Now Reading
Oindrila Mukherjee, Pushcart Nominee

Oindrila Mukherjee, Pushcart Nominee

Vandal

Read Oindrila Mukherjee’s “My First Byline”

What about your work (creative, activist, etc) excites you the most? 

Trying to write about an India that has changed and is changing very fast, and to tell our stories, the stories of people who inhabit a post-globalization space that defies the old stereotypes.

Do you have any special rituals, or is writing something you just have to hunker down and do?

Special ritual: Turn the Internet off, TV off, radio off, cell phone off. I try to write at least 2 or 3 times a week even when I’m teaching, and I don’t stop these days until I have a thousand words. It’s hardest before you start but gets easier as you see the word count going up at the bottom

Who were and are some of the writers important to you?

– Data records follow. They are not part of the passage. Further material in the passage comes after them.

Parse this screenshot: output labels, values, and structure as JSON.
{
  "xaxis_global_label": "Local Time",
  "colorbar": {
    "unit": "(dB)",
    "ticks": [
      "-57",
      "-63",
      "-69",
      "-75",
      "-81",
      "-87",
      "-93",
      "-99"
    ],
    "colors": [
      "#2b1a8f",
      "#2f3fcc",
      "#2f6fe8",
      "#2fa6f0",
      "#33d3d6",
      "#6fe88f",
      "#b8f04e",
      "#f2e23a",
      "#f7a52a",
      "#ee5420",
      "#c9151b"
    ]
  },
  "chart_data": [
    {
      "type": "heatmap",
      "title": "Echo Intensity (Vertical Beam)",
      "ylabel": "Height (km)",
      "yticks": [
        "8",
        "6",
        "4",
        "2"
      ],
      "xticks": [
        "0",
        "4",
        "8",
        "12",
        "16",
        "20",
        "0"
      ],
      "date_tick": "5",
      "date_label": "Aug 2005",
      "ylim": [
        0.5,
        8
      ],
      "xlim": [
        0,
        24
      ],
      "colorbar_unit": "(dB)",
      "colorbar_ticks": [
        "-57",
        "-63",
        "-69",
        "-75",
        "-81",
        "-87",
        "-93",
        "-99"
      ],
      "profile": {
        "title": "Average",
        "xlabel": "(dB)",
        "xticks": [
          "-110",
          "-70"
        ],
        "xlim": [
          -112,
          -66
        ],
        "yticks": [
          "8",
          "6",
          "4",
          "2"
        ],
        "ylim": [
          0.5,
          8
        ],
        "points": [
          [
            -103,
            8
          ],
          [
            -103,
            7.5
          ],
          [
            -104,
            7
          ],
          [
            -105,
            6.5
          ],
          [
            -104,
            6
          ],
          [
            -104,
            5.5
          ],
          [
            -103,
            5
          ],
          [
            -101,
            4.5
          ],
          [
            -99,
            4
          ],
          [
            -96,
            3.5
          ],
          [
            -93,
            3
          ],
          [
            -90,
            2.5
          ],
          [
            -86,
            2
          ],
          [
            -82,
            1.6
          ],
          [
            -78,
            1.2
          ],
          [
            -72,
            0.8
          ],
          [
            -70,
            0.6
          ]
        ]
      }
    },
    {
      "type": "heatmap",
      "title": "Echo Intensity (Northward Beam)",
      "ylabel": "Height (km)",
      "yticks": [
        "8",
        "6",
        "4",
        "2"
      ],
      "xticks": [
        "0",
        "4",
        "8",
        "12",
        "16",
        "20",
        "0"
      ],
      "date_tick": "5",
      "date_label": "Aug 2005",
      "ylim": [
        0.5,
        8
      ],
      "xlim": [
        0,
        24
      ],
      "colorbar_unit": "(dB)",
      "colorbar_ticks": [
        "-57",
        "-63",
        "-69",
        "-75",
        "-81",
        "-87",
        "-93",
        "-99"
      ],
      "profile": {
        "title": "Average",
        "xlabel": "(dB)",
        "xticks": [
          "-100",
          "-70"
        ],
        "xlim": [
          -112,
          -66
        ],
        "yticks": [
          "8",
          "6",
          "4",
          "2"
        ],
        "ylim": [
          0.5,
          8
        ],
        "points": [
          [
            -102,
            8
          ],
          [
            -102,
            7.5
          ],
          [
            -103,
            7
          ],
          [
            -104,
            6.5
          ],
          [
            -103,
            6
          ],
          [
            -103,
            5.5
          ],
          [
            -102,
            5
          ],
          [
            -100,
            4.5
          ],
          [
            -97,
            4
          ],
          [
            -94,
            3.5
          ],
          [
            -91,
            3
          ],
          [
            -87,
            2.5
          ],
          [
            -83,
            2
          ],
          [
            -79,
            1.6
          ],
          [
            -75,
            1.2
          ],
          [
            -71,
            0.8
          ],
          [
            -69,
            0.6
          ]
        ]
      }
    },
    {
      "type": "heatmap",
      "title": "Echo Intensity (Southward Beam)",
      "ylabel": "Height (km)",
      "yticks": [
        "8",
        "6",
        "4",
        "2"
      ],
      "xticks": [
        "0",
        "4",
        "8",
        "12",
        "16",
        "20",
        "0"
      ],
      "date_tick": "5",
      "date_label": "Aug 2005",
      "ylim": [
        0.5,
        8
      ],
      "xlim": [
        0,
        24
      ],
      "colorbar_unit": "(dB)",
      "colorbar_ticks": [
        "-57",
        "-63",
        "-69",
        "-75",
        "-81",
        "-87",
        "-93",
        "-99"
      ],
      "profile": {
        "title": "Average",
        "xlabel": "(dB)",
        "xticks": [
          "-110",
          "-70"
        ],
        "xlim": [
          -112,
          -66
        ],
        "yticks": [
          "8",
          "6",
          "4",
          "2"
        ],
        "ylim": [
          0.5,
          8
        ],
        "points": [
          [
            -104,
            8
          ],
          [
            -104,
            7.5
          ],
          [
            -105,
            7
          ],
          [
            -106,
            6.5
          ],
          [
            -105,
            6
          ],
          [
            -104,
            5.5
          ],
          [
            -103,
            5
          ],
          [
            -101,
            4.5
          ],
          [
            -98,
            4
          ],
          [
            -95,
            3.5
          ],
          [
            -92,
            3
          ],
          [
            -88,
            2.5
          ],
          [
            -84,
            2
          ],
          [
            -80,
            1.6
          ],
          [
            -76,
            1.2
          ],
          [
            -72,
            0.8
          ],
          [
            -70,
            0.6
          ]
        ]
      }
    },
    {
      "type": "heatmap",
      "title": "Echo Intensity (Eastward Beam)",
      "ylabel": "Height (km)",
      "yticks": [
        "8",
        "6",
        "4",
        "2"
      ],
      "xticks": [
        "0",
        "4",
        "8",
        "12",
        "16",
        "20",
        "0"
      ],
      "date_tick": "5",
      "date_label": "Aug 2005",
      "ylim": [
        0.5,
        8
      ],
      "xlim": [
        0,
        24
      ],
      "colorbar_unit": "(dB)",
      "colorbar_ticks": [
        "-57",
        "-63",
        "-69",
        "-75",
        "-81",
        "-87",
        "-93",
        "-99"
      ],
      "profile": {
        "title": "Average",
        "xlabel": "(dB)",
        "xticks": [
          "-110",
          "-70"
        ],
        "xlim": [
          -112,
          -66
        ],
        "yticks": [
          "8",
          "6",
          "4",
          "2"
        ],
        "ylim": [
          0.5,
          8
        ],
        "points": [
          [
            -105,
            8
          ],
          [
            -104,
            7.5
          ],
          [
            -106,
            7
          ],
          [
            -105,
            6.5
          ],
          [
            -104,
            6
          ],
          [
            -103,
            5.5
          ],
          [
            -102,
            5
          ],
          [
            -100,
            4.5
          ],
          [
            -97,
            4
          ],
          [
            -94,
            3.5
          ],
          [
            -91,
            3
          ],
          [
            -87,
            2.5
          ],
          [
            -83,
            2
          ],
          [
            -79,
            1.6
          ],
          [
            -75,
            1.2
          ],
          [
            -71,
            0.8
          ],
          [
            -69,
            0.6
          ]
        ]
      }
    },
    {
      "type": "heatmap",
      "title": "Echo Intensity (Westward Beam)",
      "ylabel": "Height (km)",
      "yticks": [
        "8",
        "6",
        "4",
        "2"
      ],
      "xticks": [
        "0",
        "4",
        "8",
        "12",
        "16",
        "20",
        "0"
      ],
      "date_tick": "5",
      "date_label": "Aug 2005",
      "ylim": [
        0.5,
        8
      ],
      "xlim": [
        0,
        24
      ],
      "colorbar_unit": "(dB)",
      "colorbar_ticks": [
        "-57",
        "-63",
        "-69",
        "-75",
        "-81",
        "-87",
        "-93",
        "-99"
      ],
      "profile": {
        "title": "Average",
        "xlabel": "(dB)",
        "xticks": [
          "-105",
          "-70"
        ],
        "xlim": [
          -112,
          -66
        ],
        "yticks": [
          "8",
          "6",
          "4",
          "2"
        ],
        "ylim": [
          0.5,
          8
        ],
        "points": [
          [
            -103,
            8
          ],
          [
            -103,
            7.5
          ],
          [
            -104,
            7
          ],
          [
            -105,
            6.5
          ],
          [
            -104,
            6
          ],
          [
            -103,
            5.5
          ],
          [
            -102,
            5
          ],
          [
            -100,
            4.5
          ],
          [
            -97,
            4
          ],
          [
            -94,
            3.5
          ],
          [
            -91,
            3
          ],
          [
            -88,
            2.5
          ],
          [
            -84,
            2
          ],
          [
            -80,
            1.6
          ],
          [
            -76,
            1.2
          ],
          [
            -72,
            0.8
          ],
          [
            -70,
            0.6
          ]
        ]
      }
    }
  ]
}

I love magical realists, even though my writing is nothing like theirs. But maybe it’s because most of them deal with national, post-colonial narratives, through non-linear, non-traditional, non-Western structures. Or maybe because I love folk and fairy tales and the surreal elements. Marquez, Alejo Carpentier, Ben Okri, Isabel Allende, Rushdie. Jamaica Kincaid’s voice had a huge impact on me when I first wanted to be a writer. I like dark, irreverent voices like Lorrie Moore or Junot Diaz, and lyrical writers like Maxine Swann. But I think the biggest influences on me have been classic British novelists I grew up reading, like D.H. Lawrence, E.M. Forster, and Thomas Hardy.

Do you want to share anything else about the work featured in Vandal: For example, what inspired it? A context? What next? 

The central incident in this story is based on a real life experience I had when working as a newspaper reporter in Calcutta, before I moved to the U.S. The incident happened, I was one of the first reporters to cover it, and it got some mileage. Then, everyone forgot about it. Several months later, I went back to her village to do the follow up. As a reporter, I found myself writing about people who belonged to a very different social milieu from myself. The primary way in which these stories impacted me as a reporter was through bylines. Writing this story, a few years later, was a way of processing my own feelings of guilt and helplessness, and also of exploring the divide – and attempts to connect –between characters from very different backgrounds.

What are you working on right now? Why now?

I’m working on a novel set mostly in India, as well a collection of short stories set in the U.S. I was in India all summer to research the novel, it’s very contemporary, but I can’t say much more about it at this stage.

The short stories deal with Indians who come here now, as opposed to a generation ago. The world is a different place since the growth of social media and online dating sites and so on. India is a completely different place from even 10 years ago when I left. It’s more Americanized than before. The people who come here now are different, they are coming from a different place, and both our expectations and our experiences are different. I really think the narrative about Indian immigrants needs to be updated.

At what point do you feel comfortable giving drafts to other people to read? When do you know something is finished?

I tend to give people drafts way too early. I think something’s finished, then, while walking around on campus or something, I’ll suddenly think of something new that the story was missing. Note to Self: Don’t rush. Hibernate. In other words, take the advice you always give your students. Patience, I’ve learned, is a real virtue in writing.

Any hot button issues that you feel Vandal should address in the future? Or any silences in public discussions or even private spheres that should come out in the open?

I would love more conversations about international culture and its place in America today, and about representations of other nations. While there are attempts to talk about the challenges of being a woman writer or being a writer of color, there is very little about being a foreign writer. This dimension has played into my creative writing workshops as a grad student, into my communication with agents and editors, my cover letters, and my tenure track job. It is a unique space to inhabit.